Worcester at this time showed an unusual responsiveness to new ideas and the factory was the first to produce porcelain decorated with transfer prints on a large scale. A 'Survey of the City of Worcester' published in 1764 refers to the process, saying 'The curious and valuable art of transferring prints on porcelain is, in this factory, arrived at and carried on in the greatest perfection. The work is the employ and subsistence of a great number of people'.
The actual origin of the process is controversial and there are several contenders for the honour of having discovered it, but the man who first applied it to the decoration of porcelain was the engraver Robert Hancock. By 1756 Hancock had arrived at Worcester and the process was soon mastered. These very pleasant wares, so characteristic of early Worcester production, are today eagerly sought by collectors and exist in considerable variety.
One of the first Royal services made towards the end of this period at Worcester was for the Duke of Gloucester around 1770. Each piece of the sumptuous service was painted with different groups of fruit of a very distinctive style.

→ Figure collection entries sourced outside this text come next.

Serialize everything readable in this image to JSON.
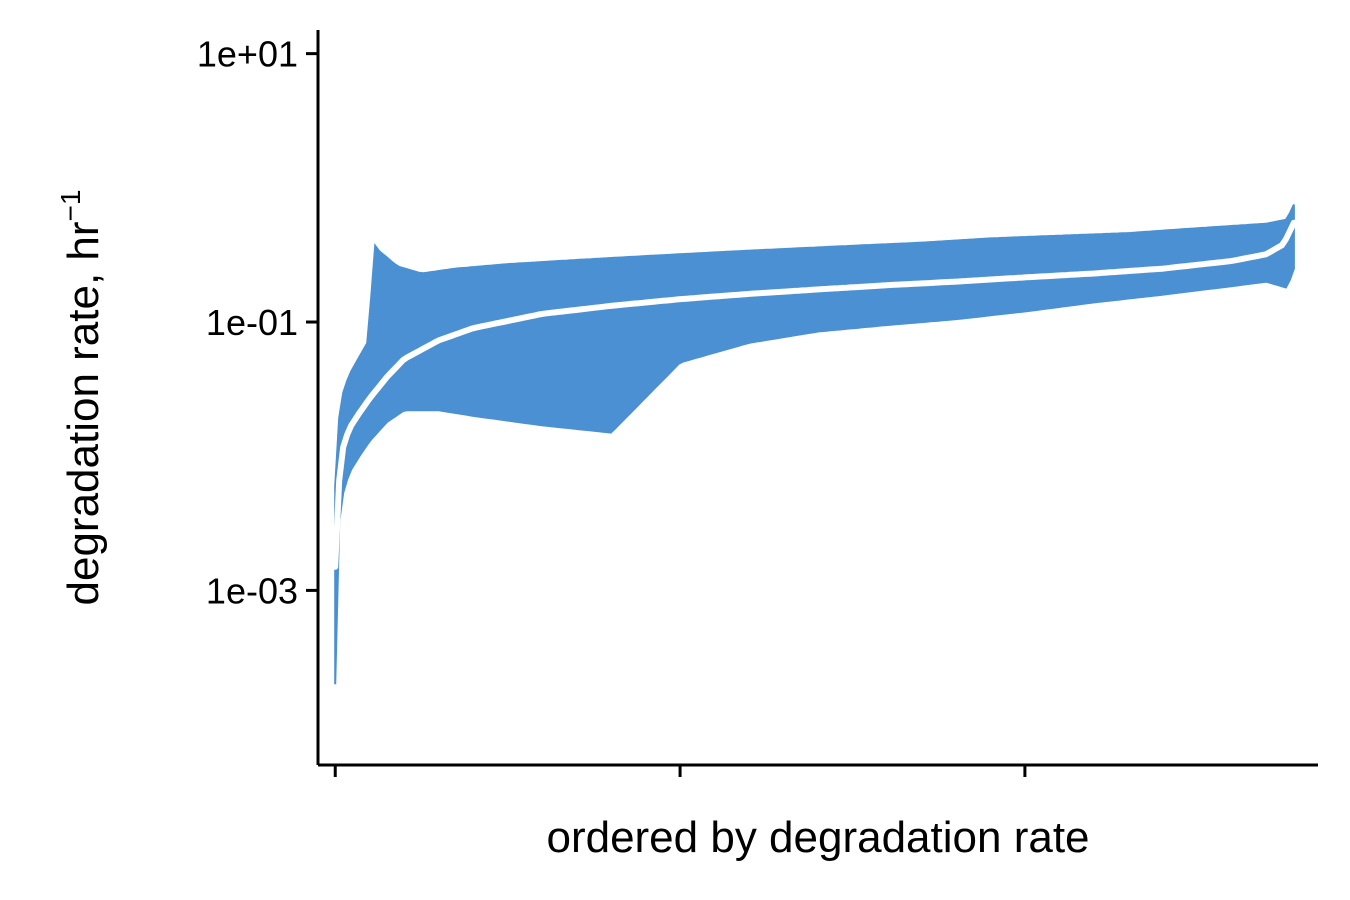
{
  "chart_data": {
    "type": "line",
    "title": "",
    "xlabel": "ordered by degradation rate",
    "ylabel": "degradation rate, hr",
    "ylabel_superscript": "−1",
    "yscale": "log10",
    "ylim": [
      5e-05,
      15
    ],
    "xlim": [
      -0.05,
      2.85
    ],
    "x_ticks": [
      0,
      1,
      2
    ],
    "x_tick_labels": [
      "",
      "",
      ""
    ],
    "y_ticks": [
      0.001,
      0.1,
      10
    ],
    "y_tick_labels": [
      "1e-03",
      "1e-01",
      "1e+01"
    ],
    "grid": false,
    "legend": "none",
    "colors": {
      "band": "#4a90d2",
      "estimate": "#ffffff"
    },
    "series": [
      {
        "role": "upper-bound",
        "x": [
          0.0,
          0.01,
          0.02,
          0.04,
          0.07,
          0.1,
          0.11,
          0.12,
          0.18,
          0.25,
          0.35,
          0.5,
          0.7,
          0.9,
          1.1,
          1.3,
          1.5,
          1.7,
          1.9,
          2.1,
          2.3,
          2.5,
          2.7,
          2.76,
          2.78
        ],
        "values": [
          0.006,
          0.018,
          0.028,
          0.04,
          0.055,
          0.075,
          0.4,
          0.35,
          0.26,
          0.23,
          0.25,
          0.27,
          0.29,
          0.31,
          0.33,
          0.35,
          0.37,
          0.39,
          0.42,
          0.44,
          0.46,
          0.5,
          0.54,
          0.58,
          0.75
        ]
      },
      {
        "role": "estimate",
        "x": [
          0.0,
          0.01,
          0.02,
          0.04,
          0.07,
          0.1,
          0.15,
          0.2,
          0.3,
          0.4,
          0.6,
          0.8,
          1.0,
          1.2,
          1.4,
          1.6,
          1.8,
          2.0,
          2.2,
          2.4,
          2.6,
          2.7,
          2.75,
          2.78
        ],
        "values": [
          0.0015,
          0.006,
          0.011,
          0.016,
          0.021,
          0.027,
          0.039,
          0.053,
          0.073,
          0.09,
          0.115,
          0.132,
          0.148,
          0.162,
          0.175,
          0.188,
          0.2,
          0.215,
          0.23,
          0.25,
          0.285,
          0.32,
          0.38,
          0.55
        ]
      },
      {
        "role": "lower-bound",
        "x": [
          0.0,
          0.01,
          0.02,
          0.04,
          0.07,
          0.1,
          0.15,
          0.2,
          0.3,
          0.4,
          0.6,
          0.8,
          1.0,
          1.2,
          1.4,
          1.6,
          1.8,
          2.0,
          2.2,
          2.4,
          2.6,
          2.7,
          2.76,
          2.78
        ],
        "values": [
          0.0002,
          0.003,
          0.005,
          0.0075,
          0.01,
          0.013,
          0.018,
          0.022,
          0.022,
          0.02,
          0.017,
          0.015,
          0.05,
          0.07,
          0.085,
          0.095,
          0.105,
          0.12,
          0.14,
          0.16,
          0.185,
          0.2,
          0.18,
          0.25
        ]
      }
    ]
  }
}
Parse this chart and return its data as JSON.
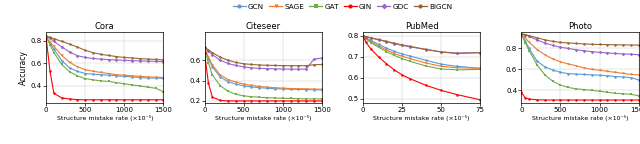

Following the retirement of Dr John Wall in 1774, his partners continued the manufacture until its London agent, Thomas Flight, purchased the factory. The famous Flight and Barr periods in their various forms firmly established the factory as one of the leading porcelain manufacturers in Europe.
By 1789 the quality of their work at Worcester was held in such high esteem that, following a visit to the factory, King George III granted the company the prestigious 'Royal Warrant' as Manufacturers to their Majesties. Thus the word 'Royal' was added to the name. Indeed, while its rivals of the period at Bow and Chelsea have long since disappeared, the Worcester Royal Porcelain Manufactory became world famous and is now one of the largest manufacturers of Fine Bone China and Porcelain in England.
This record is a tribute to the quality of the ware produced at Worcester for two hundred and fifty years, a quality which has remained consistent throughout the many changes of fashion and technology. For even today, as one historian has said, 'Worcester is one of the few enterprises where the traditional craftsmanship of the eighteenth century survives'. During the reign of Queen Victoria, the company achieved great success. Manufacture was consolidated on the current factory site in 1840 and later following a programme of major modernisation in 1862, the 'Worcester Royal Porcelain Company Limited' was formed. The Managing Director, Richard William Binns, was to lead the company until the end of the century and under his control the number of employees was increased from 80 to 800.